Global head of interest rate strategy Matthew Hornbach believes a continued expansion of central bank balance sheets worldwide will buoy demand for long-term debt as the Federal Reserve lifts interest rates once a quarter, fostering a flatter yield curve. The U.S. central bank’s plans to slowly pare its asset hoard won’t roil bond markets as it’s already been priced in, the strategist said.
"If growth is better than expected, we think short-end rates rise more," he writes. "If growth weakens more, or sooner, we expect strong demand for U.S. duration."
It’s far from Hornbach’s first big call for longer-term debt. In the third quarter of 2016, he predicted the 10-year yield would hit 1 percent in the first quarter of 2017. Ten-year yields never traded within 130 basis points of that level during the first three months of this year, as Donald Trump’s surprise victory in the presidential election spurred speculation that expansive fiscal policy would stoke growth and inflation.

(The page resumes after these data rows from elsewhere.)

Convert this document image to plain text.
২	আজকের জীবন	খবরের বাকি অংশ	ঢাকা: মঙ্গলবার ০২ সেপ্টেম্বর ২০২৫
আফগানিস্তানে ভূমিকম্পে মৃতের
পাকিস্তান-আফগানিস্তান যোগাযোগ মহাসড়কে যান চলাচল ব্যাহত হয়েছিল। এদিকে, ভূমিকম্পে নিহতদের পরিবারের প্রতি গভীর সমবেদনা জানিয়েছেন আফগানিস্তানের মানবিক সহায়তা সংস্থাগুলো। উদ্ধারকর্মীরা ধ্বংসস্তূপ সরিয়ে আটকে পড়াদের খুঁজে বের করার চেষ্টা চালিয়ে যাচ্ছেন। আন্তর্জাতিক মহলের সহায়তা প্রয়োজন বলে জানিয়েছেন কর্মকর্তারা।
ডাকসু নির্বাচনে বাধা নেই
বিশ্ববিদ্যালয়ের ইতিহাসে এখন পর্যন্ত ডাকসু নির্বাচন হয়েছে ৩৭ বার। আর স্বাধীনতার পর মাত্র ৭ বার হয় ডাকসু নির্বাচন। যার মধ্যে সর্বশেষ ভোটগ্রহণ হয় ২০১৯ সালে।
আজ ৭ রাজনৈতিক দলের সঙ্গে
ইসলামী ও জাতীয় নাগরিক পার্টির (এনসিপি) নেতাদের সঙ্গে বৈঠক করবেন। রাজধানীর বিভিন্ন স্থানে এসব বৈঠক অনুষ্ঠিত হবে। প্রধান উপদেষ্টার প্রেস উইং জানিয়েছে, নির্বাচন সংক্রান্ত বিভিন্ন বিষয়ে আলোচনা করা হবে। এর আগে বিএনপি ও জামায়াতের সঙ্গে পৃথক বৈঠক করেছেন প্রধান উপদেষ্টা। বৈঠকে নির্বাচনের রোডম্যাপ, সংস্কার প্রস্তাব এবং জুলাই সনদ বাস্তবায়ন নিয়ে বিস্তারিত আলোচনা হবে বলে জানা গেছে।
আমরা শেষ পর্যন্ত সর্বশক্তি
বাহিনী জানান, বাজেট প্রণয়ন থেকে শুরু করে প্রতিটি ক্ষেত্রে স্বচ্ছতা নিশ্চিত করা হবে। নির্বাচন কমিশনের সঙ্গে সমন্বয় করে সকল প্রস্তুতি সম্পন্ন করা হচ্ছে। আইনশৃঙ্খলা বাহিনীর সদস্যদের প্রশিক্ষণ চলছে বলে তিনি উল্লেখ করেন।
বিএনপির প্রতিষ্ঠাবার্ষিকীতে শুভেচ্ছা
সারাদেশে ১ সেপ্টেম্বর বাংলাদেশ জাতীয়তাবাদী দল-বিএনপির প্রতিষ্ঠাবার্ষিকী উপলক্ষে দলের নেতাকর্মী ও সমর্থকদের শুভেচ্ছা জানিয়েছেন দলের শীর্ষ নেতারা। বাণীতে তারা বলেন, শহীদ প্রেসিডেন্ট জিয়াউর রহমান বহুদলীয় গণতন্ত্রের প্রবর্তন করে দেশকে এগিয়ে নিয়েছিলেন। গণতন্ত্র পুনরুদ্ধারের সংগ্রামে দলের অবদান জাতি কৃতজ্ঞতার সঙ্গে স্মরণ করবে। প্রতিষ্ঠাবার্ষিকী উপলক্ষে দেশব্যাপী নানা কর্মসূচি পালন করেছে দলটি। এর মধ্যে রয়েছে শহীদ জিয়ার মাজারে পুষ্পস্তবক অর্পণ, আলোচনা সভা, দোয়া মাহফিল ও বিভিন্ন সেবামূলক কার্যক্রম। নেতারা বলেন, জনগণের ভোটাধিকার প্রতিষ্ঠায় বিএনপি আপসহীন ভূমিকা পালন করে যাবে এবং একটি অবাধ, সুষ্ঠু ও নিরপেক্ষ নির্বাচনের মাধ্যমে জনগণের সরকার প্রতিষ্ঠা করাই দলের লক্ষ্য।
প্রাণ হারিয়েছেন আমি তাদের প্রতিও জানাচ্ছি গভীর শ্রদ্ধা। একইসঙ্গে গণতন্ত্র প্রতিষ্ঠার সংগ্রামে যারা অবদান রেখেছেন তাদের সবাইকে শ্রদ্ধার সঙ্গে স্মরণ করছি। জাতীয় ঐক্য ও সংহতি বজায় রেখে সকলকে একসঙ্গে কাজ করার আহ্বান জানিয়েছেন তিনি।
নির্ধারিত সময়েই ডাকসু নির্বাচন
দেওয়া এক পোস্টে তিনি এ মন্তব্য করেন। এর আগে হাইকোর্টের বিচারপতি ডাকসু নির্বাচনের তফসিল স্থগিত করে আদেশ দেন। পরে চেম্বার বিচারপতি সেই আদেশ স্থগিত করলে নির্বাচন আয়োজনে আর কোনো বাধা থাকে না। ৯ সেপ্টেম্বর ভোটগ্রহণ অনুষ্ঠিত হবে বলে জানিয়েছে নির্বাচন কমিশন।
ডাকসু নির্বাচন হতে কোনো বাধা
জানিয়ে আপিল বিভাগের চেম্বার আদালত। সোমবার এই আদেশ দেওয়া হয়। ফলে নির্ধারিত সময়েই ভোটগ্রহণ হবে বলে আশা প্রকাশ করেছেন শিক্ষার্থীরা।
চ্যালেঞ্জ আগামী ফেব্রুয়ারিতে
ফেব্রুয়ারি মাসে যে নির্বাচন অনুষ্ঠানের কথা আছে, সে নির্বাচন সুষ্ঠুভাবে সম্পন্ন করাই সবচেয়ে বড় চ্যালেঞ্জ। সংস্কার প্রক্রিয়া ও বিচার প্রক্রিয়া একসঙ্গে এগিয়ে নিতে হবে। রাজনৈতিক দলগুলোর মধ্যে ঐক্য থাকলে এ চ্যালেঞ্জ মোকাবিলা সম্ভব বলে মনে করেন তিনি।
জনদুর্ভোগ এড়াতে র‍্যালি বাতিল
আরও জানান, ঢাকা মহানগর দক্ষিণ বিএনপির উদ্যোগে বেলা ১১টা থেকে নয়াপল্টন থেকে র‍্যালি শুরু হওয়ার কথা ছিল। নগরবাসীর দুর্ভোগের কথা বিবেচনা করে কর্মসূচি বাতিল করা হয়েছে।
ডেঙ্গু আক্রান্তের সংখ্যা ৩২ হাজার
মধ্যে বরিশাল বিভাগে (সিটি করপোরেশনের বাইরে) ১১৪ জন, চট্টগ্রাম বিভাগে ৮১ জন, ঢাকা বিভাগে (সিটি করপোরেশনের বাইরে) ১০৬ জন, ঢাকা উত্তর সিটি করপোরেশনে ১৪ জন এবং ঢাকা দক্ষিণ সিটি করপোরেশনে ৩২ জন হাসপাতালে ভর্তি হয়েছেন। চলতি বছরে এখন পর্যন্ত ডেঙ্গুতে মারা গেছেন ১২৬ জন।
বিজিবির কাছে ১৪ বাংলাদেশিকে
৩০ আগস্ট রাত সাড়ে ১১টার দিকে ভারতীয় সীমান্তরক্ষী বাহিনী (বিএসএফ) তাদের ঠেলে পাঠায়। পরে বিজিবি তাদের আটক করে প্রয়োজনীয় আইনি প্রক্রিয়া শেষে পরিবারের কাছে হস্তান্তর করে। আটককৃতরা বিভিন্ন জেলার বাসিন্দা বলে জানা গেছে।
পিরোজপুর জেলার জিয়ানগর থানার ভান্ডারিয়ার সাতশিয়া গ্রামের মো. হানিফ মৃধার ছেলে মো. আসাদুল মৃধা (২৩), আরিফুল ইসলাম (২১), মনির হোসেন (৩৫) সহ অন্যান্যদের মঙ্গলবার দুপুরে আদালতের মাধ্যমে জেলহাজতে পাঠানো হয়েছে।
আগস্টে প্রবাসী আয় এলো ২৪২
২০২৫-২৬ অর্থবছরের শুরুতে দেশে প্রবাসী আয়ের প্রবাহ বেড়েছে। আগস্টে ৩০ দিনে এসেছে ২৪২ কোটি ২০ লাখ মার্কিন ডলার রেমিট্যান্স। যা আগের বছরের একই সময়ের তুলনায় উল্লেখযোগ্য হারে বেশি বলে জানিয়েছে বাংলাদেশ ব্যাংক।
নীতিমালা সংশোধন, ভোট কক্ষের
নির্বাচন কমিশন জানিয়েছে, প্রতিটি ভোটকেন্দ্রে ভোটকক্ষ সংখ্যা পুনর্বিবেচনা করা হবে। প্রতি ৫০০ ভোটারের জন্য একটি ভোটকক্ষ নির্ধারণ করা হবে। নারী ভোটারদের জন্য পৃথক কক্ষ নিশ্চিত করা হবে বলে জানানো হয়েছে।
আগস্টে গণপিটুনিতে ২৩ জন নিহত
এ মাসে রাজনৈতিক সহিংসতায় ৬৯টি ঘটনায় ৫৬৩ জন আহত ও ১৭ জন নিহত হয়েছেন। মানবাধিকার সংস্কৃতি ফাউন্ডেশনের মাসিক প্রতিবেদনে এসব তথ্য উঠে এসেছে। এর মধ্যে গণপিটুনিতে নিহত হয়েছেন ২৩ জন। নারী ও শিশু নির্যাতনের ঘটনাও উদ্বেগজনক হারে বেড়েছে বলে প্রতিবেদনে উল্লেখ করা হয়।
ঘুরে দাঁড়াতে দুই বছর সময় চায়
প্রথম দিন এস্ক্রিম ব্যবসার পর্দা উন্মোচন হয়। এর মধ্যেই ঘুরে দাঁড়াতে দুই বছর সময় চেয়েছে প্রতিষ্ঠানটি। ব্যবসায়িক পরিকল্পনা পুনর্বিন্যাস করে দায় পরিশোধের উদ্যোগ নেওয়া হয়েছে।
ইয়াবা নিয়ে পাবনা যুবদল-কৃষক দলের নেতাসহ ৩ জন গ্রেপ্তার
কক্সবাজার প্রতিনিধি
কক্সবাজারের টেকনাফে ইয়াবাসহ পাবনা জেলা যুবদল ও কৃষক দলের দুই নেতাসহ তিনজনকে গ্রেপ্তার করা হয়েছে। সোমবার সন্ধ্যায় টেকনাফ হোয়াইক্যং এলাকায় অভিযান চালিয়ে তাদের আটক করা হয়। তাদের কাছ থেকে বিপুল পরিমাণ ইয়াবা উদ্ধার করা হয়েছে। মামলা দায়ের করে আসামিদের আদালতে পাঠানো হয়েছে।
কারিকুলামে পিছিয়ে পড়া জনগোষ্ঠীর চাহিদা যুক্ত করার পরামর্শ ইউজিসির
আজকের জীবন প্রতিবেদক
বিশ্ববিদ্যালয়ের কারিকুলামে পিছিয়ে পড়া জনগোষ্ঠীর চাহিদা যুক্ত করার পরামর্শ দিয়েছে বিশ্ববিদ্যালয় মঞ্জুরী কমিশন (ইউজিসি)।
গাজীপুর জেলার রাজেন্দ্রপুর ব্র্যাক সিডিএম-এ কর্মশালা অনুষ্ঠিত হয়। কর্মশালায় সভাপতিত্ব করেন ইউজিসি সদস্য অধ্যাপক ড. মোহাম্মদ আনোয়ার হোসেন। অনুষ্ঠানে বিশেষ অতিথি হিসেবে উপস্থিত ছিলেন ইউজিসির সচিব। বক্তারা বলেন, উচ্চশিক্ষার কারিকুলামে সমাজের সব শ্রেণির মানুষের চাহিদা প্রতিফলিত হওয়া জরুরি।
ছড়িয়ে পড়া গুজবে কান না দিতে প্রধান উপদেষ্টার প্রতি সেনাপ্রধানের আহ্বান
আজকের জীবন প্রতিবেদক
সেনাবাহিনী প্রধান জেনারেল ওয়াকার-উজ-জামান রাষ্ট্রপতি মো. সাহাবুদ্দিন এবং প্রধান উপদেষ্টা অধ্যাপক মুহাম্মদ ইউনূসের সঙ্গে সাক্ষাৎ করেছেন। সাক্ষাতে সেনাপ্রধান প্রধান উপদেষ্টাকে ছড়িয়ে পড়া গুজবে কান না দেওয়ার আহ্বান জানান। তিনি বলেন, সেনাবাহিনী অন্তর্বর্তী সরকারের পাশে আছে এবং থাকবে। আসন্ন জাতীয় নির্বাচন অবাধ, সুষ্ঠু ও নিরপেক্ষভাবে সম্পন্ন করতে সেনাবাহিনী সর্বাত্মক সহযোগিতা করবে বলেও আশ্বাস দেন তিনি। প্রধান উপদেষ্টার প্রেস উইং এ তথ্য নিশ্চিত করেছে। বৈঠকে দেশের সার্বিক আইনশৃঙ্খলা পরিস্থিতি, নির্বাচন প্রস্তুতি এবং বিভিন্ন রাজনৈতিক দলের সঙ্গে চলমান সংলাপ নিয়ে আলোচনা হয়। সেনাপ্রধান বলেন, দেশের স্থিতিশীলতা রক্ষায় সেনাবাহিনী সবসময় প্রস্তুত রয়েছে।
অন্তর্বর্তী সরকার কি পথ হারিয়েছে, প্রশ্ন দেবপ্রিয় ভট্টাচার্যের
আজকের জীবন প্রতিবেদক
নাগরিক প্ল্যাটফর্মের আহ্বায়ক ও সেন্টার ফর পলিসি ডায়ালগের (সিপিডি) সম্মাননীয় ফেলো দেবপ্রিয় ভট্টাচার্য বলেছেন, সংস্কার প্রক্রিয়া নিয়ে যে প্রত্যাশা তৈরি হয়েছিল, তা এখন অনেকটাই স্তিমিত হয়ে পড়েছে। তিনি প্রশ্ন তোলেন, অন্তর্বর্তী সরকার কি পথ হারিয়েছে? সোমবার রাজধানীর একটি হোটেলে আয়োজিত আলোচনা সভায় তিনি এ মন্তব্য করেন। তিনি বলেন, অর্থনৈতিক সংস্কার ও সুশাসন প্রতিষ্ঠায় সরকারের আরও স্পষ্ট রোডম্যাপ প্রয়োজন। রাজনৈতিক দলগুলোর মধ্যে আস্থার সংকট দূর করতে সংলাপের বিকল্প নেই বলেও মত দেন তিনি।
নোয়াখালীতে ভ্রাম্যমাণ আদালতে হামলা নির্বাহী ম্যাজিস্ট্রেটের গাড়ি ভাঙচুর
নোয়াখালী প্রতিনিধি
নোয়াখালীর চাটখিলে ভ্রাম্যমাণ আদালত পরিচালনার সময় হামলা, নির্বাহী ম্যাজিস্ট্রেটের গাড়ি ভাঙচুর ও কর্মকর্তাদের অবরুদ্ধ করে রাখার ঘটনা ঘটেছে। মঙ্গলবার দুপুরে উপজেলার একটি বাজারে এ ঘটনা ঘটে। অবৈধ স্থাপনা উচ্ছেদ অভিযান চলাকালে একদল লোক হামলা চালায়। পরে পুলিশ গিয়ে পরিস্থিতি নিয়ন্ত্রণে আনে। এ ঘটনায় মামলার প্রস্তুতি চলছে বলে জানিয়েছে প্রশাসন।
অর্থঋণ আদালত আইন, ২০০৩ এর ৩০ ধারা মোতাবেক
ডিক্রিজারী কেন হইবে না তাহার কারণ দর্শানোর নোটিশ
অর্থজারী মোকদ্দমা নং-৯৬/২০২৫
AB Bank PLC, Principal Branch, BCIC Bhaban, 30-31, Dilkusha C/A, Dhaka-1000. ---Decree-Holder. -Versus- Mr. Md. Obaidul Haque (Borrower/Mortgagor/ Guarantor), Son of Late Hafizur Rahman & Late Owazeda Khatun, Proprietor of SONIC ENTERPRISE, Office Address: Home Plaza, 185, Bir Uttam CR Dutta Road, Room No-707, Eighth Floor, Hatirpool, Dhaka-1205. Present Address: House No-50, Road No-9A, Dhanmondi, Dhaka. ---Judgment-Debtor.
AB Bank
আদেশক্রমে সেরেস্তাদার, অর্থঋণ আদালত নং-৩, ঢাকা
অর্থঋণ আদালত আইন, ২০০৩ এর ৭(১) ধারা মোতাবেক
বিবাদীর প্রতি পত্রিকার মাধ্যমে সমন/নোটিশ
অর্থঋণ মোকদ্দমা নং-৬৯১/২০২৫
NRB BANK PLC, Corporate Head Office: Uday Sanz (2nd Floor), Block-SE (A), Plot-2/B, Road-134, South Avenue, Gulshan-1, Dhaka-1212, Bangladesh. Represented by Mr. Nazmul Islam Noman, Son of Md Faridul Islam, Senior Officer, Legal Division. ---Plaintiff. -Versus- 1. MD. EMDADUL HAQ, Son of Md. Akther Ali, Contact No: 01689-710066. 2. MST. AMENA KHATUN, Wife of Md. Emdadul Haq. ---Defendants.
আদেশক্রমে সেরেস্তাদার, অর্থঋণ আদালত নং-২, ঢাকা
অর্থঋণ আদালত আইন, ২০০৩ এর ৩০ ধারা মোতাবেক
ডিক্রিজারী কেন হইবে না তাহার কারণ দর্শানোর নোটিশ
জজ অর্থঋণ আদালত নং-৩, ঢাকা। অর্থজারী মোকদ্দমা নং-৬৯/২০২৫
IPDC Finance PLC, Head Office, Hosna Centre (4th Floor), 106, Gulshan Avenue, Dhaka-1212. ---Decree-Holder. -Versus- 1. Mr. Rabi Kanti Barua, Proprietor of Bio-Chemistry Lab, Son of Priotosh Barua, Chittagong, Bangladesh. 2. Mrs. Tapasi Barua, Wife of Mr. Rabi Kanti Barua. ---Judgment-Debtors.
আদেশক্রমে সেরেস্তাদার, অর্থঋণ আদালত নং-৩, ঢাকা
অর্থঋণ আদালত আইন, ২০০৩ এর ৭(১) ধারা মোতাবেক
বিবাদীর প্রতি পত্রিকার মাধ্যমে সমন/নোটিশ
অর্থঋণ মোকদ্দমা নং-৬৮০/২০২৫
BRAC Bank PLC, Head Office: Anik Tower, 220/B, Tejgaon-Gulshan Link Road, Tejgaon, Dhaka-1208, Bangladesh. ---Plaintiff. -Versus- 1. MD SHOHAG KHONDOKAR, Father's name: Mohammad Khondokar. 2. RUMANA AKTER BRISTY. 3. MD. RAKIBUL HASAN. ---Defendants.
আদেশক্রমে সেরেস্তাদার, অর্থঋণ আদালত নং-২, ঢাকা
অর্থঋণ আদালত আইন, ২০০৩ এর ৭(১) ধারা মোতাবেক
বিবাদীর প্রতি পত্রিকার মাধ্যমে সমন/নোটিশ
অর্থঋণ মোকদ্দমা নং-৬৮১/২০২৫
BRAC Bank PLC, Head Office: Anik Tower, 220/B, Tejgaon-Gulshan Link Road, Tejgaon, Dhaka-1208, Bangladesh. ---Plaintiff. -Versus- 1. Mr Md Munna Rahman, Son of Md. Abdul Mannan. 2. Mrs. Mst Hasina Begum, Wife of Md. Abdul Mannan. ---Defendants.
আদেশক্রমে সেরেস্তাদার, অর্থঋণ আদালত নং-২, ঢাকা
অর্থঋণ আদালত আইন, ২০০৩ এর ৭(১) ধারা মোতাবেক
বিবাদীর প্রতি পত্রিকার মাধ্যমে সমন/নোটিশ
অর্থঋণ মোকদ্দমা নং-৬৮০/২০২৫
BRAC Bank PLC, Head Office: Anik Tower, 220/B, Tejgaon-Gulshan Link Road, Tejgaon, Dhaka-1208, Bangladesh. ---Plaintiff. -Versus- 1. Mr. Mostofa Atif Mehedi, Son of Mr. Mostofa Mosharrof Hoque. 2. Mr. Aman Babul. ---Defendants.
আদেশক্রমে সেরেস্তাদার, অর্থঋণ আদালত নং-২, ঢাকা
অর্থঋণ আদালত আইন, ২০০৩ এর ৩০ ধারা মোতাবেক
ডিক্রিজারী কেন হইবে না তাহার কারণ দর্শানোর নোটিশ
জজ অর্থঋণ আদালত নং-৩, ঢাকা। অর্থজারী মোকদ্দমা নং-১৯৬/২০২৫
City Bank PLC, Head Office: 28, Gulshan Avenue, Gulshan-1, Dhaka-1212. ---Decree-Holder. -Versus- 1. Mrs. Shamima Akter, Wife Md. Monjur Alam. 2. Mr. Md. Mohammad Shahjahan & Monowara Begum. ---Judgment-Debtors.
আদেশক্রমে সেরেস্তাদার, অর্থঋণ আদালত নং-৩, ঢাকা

Hornbach’s new forecast, if realized, may roil markets. A flat-to-inverted yield curve is considered a portent of a U.S. recession, and could spark waves of fear for investors across all asset classes. But such worries are ill-founded, Hornbach notes, as the S&P 500 Index peaked well after the previous two instances in which the yield curve completely flattened.
Looking at the different factors that go into Treasury yields -- implied policy rates, inflation compensation, and the term premium -- all roads lead to flattening, Morgan Stanley reckons.
The term premium -- the extra compensation investors demand for taking on longer-dated debt -- usually compresses as tightening cycles progress, an acknowledgment that the withdrawal of monetary stimulus is designed to smooth the business cycle and reduce tail-risk outcomes. But even if the curve doesn’t flatten for that reason, further rate hikes may start to cause traders to deduce that Federal Reserve isn’t on track to tighten much more and may actually ease policy going forward.
"Whether we look at the curve via term premium or via rate expectations, we come to the same conclusion: the yield curve will continue to flatten," said Hornbach.